Being Atmanirbhar In Climate Finance : Daily Current Affairs

Date: 01/03/2023

Relevance: GS-3: Conservation, Environmental Pollution, and Degradation, Environmental Impact Assessment.

Key Phrases: Climate change, Paris Agreement, climate finance, Climate Finance Working Group, Priority Sector Lending for Climate Finance, financial rate of returns, Development financial institutions, green lending.

Why in News?

  • Climate change is one of the most significant issues of our time. As a signatory to the Paris Agreement, India is committed to reducing its carbon footprint and transitioning to renewable energy.
  • However, to achieve these goals, India needs to develop its own paradigm of climate finance that is not solely dependent on funds from the West.

The Need for a Homegrown Framework:

  • India cannot rely solely on the watertight categories of ‘green’ and ‘brown’ projects laid down by the Western world.
  • These categories may not be appropriate for Indian needs, and the sheer absence of funds from the West has not kept to its commitment of raising $100 billion annually for developing countries.
  • Therefore, India needs to develop its own framework for climate finance and raise funds domestically and from abroad.

Meeting the Funding Gap:

  • The Climate Finance Working Group has estimated a funds requirement of ₹118 trillion, available resources of ₹64 trillion, and a gap of ₹54 trillion. This gap has to be met by way of domestic and foreign debt.
  • Indian Development Financial Institutions (DFIs) and commercial banks have to contribute by raising domestic funds and channelling resources from abroad.
  • Therefore, the government and private sector have to work in tandem to meet the funding gap.

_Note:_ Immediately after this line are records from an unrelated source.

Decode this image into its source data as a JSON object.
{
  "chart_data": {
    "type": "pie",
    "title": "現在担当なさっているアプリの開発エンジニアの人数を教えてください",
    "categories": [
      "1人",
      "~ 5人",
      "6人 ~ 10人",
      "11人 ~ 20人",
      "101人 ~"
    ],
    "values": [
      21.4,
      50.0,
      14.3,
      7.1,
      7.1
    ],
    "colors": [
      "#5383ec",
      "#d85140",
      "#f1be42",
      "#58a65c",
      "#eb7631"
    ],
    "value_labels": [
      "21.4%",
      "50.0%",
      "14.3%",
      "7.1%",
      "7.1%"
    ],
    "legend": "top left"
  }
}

Atmanirbhar in Climate Finance

  • Catalytic Funding:
    • To begin with, the government may consider catalytic or start-up funding and capacity building.
    • Catalytic funding should be utilized for ‘re-purposing’ key economic activities into green activities that western finance and its frameworks may not recognize.
    • Repurposing, supported by a simple and inviolable classification framework, oversight, and capacity-building mechanisms, can transform existing economic activities into green activities with smaller amounts of investments.
  • Priority Sector Lending for Climate Finance:
    • The banking system is unlikely to finance mitigation and adaptation investments, as they have lower commercial appeal compared to other lending opportunities. Therefore, the priority sector must be defined by including climate finance.
    • The RBI influenced the flow of credit, since the 1970s, to sectors and population groups that did not receive adequate attention from the banking system.
    • Climate change is a significant development issue now, and therefore, the priority sector should focus on climate finance.
  • Blended Finance for Investments with Development Payoff:
    • The need for ‘blended finance’ arises from investments that have a ‘development payoff’ but low or no revenue streams.
    • While the financial rate of returns (FRR) is the most important determinant of investment decisions, most CC-related investments will not be able to meet the FRR thresholds.
    • Hence economic rate of return (ERR) methodology, which will take on board development payoffs, is necessary to justify investments relating to mitigation and adaptation investments related to CC.
    • Suitable subventions and subsidies will nudge the bankers towards climate finance and also reduce the actual rates of interest to the borrowers.
    • The revenue from carbon credits can offset the low CC project revenues and make the investments feasible. The revenue from carbon credits can be used to monetize the investments.
  • Private sector:
    • The private sector can also play a role in mobilizing climate finance by providing innovative financial products and services, such as green bonds, carbon credits, and climate insurance.
    • These products can help channel more capital towards climate projects and incentivize more private sector investment in the sector.

Conclusion:

  • India's commitment to net-zero CO2 emissions is based on a bouquet of options, and coordinated efforts are required to achieve it.
  • Shifting to renewable energy, battery storage systems, cleaner transport, climate-resilient sustainable farming, optimization of water use, afforestation to create carbon sinks, and reducing fossil fuel consumption were well articulated in Budget 2023.
  • Going forward, DFIs and commercial banks must be nudged to play an active role in designing credit products for managing CC.
  • A coordinated strategy between governments, the RBI, and the financial sector can manage the concerns of green lending to commercial and marginalized sectors alike.
  • India needs to be atmanirbhar in climate finance and develop its own paradigm.

Source: The Hindu BL

Mains Question:

Q. How can India develop its own paradigm of climate finance to achieve its climate goals while dealing with the challenges of inadequate funding and inappropriate western frameworks? Discuss.